Many of the myths (read propaganda) of the Murdoch media about our Black Summer bushfires can be ‘put to bed’. They were obvious to those on the ground. One is that the fires were all started by lightning and not by arsonists. In late November 2019, dry lightning storms ignited a number of bushfires in very dry, isolated, and inaccessible mountainous country. These quickly joined to form four major bushfires of about 10,000 hectares each with massive perimeters making them impossible to control and threatening a catastrophic fire season before the commencement of summer.

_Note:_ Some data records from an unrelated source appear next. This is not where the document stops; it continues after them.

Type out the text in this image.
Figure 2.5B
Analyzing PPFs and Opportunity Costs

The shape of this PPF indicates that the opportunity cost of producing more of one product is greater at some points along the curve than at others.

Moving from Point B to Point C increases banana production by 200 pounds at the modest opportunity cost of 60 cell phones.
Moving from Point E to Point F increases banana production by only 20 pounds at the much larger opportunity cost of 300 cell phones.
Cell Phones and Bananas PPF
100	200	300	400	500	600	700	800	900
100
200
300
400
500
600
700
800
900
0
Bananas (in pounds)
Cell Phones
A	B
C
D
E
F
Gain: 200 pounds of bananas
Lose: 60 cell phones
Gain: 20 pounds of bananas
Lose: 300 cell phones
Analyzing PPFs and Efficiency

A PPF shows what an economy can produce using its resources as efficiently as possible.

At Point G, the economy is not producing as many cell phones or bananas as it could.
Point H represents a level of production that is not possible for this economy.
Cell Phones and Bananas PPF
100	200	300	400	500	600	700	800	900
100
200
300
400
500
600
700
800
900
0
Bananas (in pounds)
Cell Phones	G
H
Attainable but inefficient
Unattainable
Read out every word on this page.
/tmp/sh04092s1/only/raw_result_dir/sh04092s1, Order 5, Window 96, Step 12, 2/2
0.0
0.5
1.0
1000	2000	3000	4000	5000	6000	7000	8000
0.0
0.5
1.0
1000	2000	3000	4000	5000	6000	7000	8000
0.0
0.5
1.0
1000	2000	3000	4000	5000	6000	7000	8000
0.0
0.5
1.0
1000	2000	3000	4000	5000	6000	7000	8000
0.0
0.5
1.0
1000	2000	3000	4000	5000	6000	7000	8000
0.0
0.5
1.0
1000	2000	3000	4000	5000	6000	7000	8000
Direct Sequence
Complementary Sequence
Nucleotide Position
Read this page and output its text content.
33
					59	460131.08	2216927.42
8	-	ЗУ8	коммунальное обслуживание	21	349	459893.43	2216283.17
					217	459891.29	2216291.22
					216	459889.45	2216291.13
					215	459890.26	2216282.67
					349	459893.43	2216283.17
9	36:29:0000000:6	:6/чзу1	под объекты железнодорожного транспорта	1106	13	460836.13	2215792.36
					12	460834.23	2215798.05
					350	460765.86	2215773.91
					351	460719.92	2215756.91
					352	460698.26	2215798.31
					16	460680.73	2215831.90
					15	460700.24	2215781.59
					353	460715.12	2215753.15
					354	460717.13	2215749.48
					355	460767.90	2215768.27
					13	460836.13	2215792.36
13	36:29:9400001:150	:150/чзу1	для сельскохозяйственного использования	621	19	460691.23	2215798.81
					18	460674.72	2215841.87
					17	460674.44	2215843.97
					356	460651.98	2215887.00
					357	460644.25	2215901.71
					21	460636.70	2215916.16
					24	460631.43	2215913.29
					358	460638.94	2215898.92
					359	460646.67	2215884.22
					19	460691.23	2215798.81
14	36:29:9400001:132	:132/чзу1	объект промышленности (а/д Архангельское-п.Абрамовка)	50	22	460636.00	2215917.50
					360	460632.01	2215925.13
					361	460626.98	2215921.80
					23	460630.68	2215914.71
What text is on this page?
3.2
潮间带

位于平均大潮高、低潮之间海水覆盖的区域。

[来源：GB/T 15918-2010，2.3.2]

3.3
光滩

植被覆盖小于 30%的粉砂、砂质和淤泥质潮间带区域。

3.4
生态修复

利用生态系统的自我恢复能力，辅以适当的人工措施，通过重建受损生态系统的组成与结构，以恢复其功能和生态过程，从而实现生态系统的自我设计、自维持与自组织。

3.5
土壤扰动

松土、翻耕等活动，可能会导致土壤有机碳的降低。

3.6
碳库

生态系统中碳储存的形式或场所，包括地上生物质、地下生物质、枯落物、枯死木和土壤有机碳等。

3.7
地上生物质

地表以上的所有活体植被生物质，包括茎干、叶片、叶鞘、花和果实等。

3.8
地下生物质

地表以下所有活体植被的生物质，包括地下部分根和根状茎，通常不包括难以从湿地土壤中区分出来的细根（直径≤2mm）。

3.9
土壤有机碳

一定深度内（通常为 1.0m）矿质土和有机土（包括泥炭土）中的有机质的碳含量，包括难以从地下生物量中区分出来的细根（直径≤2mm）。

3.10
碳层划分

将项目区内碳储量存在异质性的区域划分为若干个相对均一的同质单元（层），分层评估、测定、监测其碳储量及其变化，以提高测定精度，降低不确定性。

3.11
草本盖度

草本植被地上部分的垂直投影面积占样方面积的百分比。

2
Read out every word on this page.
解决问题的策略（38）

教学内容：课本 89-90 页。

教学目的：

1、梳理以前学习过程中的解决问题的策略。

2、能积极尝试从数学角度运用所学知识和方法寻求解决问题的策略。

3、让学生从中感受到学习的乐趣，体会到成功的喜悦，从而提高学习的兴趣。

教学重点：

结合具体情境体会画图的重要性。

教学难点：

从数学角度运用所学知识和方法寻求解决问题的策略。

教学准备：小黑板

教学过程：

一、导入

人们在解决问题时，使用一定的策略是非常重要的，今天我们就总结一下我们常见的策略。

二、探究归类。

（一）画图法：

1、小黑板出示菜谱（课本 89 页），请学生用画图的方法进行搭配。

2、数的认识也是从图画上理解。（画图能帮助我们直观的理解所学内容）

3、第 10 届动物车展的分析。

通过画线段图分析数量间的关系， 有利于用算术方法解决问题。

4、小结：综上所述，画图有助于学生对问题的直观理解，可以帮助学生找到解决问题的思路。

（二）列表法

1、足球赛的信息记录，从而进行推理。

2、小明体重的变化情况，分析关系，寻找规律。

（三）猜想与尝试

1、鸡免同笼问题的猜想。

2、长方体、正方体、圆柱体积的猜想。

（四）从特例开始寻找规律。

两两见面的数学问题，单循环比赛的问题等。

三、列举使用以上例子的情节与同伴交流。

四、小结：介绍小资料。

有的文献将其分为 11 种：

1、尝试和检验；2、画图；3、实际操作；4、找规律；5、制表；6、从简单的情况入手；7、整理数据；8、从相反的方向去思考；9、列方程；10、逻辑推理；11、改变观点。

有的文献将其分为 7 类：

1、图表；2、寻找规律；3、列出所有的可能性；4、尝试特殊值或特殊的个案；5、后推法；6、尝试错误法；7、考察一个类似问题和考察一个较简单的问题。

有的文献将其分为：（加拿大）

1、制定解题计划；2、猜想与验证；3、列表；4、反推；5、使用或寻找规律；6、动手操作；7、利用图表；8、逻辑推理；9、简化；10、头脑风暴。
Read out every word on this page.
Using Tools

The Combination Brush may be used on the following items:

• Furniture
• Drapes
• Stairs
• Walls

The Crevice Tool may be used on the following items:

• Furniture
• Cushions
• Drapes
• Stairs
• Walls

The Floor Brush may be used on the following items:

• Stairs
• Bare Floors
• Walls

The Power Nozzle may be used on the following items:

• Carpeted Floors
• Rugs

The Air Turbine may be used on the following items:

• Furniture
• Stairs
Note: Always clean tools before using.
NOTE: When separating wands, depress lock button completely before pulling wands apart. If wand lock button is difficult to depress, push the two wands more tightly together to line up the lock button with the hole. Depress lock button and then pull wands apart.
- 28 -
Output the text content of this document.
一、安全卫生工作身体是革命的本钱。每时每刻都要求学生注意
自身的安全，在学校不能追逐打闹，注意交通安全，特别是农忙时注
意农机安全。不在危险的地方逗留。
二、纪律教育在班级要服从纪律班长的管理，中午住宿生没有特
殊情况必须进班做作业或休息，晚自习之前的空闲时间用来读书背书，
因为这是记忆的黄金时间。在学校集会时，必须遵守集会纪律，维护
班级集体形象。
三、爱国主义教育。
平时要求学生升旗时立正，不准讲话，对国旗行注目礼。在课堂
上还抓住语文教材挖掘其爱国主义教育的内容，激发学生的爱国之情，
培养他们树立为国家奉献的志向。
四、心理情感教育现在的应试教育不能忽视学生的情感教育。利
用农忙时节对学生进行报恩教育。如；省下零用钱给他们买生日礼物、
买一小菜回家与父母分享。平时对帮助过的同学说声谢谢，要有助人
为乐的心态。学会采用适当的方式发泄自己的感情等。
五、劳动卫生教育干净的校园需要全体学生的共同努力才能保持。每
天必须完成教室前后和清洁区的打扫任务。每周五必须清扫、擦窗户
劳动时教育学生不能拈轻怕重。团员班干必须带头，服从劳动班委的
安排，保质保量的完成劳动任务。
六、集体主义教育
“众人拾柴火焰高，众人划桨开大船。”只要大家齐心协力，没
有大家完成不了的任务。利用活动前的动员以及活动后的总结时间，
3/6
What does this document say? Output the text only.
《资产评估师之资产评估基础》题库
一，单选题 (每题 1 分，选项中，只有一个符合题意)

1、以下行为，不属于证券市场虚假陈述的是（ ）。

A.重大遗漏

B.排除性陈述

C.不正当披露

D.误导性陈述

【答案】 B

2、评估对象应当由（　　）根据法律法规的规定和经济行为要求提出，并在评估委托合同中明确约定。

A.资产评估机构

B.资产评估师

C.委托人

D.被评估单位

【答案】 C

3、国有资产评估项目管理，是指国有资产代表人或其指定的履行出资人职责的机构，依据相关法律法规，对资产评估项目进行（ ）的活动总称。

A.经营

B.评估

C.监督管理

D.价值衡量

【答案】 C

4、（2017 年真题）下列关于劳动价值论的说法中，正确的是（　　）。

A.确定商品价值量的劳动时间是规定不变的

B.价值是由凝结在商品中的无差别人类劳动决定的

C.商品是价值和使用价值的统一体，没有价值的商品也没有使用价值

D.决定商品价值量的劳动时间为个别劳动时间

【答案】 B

A recent study by CSIRO scientists has found a direct link between bushfires and climate change and “that these fires were far from normal. Our new analysis of Australian forest fire trends just published in Nature Communications confirms for the first time the Black Summer fires are part of a clear trend of worsening fire weather and ever-larger forest areas burned by fires.” They found that the “main driver for the growing areas burnt by fire is Australia’s increasingly severe fire weather, accounting for 75% of the variation observed in the total annual area of forest fires. This is consistent with predictions from climate change scenarios that severe fire weather conditions will intensify due to increasing greenhouse gas emissions.”

Another piece of Murdoch propaganda was that prescribed burning could have controlled the fires and that the authorities were negligent in this regard. Aside from noting the confusion in the media between ‘controlled’ or ‘prescribed burns’* (and debatable effectiveness of this anyway ) and back burning the CSIRO asked, “Could fuel loads or prescribed burning be to blame? No. We looked for trends in these factors, and found nothing to explain the rise in burnt areas.”

In a recent trip from Lakes to Eden, my first since the fires, I was able to observe the effects of the 2019/20 summer. After Orbost, the signs were quite clear – the Bellbird Hotel for instance, had been ringed by fire, but survived. After Wingan River signs of crowning were evident with numbers of completely dead trees, reminding me of how hot these fires were and of the New Years Day 2020 catastrophe at Mallacoota.

The CSIRO report concluded: “While many factors contribute to catastrophic fire events, our Black Summer was not an aberration. Rather, it was the continuation of fire trends beginning more than two decades ago. It is now clear that human-induced climate change is creating ever more dangerous conditions for fires in Australia. We need to be ready for more Black Summers – and worse.”

*burning off during the cool season to remove any build-up of inflammable materials whilst back burning is employed during a fire in an attempt to control its spread.